Just to set expectations appropriately, I'm afraid I'm painfully busy with another project for the rest of this month at least, so it will be a while before I can do substantial work on verifydump. So, sorry about the wait, but thank you again!
https://github.com/Manorhos/imageparse/blob/master/src/chd.rs this might be of interest, but this is using chd-rs
in Rust directly and not with Python
That's complex. I guess i'm going to bug that person to add the delta-chd constructor so that a eventual python binding of that can work, because i have no confidence in myself on translating that code.
edit: then again, that project is a abstraction over both chd and cue/bin, so i'm not sure they'd add a chd specific factory method.
That code just uses chd-rs and as per SnowflakePowered/chd-rs#2 there are no plans until MAME adds support for it.
I was writing about children chd, I just call them 'delta chds'. Xdelta subchild support is a feature apart.
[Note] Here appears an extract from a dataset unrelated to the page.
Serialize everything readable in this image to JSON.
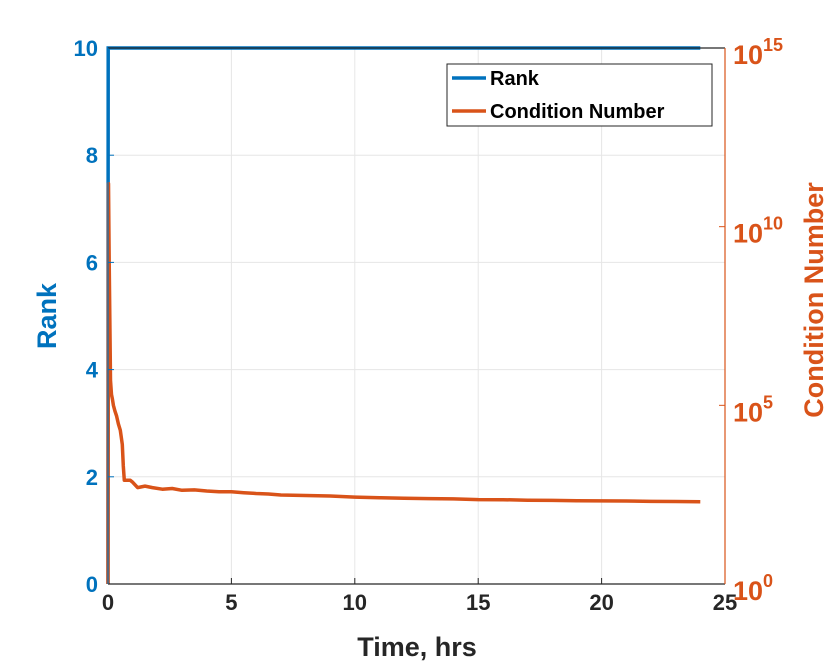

The code in that image project is using a slightly older version of chd-rs without the two arguments chd_open.
BTW i found a github action that builds multiplatform wheels of rust maturin projects: https://github.com/messense/maturin-action
Might be useful if we make the binding to that library.
There are at least a couple of libraries for reading .chd files now, which would hopefully make this fairly easy.